Realmente, atente-se, a propósito, que o Decreto 9.199/2017 é expresso em fazer tal exigência quanto a outro documento necessário para instruir pedido de autorização de residência, sem exigir tal formalidade para a certidão de antecedentes criminais do país em que residiu nos últimos cinco anos:

 

“Art. 129. Para instruir o pedido de autorização de residência, o imigrante deverá apresentar, sem prejuízo de outros documentos requeridos em ato do Ministro de Estado competente pelo recebimento da solicitação:

I - requerimento de que conste a identificação, a filiação, a data e o local de nascimento e a indicação de endereço e demais meios de contato;

II - documento de viagem válido ou outro documento que comprove a sua identidade e a sua nacionalidade, nos termos dos tratados de que o País seja parte;

III - documento que comprove a sua filiação, devidamente legalizado e traduzido por tradutor público juramentado, exceto se a informação já constar do documento a que se refere o inciso II;

IV - comprovante de recolhimento das taxas migratórias, quando aplicável;

V - certidões de antecedentes criminais ou documento equivalente emitido pela autoridade judicial competente de onde tenha residido nos últimos cinco anos; e

VI - declaração, sob as penas da lei, de ausência de antecedentes criminais em qualquer país, nos cinco anos anteriores à data da solicitação de autorização de residência.” (g.n.)

 

Caso houvesse alguma dúvida fundamentada, relevante e consistente, de interesse nacional, que não se circunscrevesse ao mero cumprimento de formalidade, a situação poderia ter solução distinta, com a análise do caso concreto, porém do que consta dos autos o que obstou o recebimento e processamento do pedido foi apenas a restrição formal, que não prejudica o exame de conteúdo material e substancial importante para a análise do mérito do pedido. Além do mais, nada obsta, em princípio, que diligências possam ser efetuadas pelo Ministério da Justiça e das Relações Exteriores, caso se reputem essenciais à apreciação do mérito do pedido administrativo. 
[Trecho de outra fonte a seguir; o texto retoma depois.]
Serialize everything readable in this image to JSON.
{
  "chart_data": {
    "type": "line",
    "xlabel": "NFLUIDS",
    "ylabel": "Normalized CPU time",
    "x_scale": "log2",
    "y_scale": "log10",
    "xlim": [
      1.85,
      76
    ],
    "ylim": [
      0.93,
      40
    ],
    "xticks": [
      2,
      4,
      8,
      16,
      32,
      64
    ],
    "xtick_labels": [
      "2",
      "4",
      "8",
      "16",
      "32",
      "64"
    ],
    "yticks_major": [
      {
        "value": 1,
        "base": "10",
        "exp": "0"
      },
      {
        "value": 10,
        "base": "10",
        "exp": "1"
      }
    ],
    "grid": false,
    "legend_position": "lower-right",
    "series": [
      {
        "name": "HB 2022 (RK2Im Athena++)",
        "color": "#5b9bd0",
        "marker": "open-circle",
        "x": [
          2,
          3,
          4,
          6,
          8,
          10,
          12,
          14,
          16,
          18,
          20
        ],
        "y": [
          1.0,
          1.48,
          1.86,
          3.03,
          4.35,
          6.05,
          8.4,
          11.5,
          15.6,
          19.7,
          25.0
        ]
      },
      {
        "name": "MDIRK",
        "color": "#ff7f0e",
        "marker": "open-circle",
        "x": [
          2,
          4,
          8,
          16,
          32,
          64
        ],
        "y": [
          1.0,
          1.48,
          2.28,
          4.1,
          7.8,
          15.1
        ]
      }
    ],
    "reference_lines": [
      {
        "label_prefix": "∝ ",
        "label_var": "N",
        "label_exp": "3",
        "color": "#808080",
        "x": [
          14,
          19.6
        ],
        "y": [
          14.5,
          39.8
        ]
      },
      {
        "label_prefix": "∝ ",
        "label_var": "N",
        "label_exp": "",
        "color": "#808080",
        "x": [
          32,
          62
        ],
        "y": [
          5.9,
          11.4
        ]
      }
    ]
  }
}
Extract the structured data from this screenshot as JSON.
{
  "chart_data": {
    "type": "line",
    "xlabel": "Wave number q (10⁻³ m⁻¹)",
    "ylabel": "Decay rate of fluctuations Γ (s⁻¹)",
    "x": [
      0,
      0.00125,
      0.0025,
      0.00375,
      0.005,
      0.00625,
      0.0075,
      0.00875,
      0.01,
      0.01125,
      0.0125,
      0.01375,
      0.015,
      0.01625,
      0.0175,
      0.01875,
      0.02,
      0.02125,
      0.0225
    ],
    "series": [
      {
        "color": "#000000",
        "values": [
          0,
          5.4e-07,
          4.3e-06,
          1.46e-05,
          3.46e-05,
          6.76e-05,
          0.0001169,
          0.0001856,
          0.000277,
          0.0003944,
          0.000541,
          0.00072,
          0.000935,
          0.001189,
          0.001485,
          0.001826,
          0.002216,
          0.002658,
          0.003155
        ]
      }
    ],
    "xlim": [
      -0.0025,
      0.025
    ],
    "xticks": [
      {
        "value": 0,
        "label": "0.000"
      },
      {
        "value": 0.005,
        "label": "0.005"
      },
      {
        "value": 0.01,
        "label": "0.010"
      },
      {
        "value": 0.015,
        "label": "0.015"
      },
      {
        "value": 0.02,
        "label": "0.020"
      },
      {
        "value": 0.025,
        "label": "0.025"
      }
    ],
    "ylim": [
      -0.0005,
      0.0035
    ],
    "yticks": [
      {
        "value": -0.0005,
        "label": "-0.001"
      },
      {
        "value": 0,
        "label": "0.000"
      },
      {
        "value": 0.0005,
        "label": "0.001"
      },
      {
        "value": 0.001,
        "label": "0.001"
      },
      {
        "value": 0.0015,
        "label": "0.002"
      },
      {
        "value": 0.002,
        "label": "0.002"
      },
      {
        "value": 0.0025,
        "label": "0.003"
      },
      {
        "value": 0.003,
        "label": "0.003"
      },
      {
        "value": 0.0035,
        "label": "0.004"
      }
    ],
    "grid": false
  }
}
Ante o exposto, nego provimento à apelação e à remessa oficial.

É como voto.



E M E N T A

 

DIREITO CONSTITUCIONAL E ADMINISTRATIVO. MANDADO DE SEGURANÇA. ESTRANGEIRO. PEDIDO DE AUTORIZAÇÃO DE RESIDÊNCIA COM BASE EM REUNIÃO FAMILIAR. CERTIDÃO DE ANTECEDENTES CRIMINAIS DO PAÍS DE ORIGEM. TRADUÇÃO E LEGALIZAÇÃO PELAS REPARTIÇÕES CONSULARES BRASILEIRAS.

1. O impetrante, nacional de Costa do Marfim, pretende recebimento e processamento de pedido de autorização de residência com base em reunião familiar, sem apresentação da certidão de antecedentes criminais do país de origem legalizada e traduzida.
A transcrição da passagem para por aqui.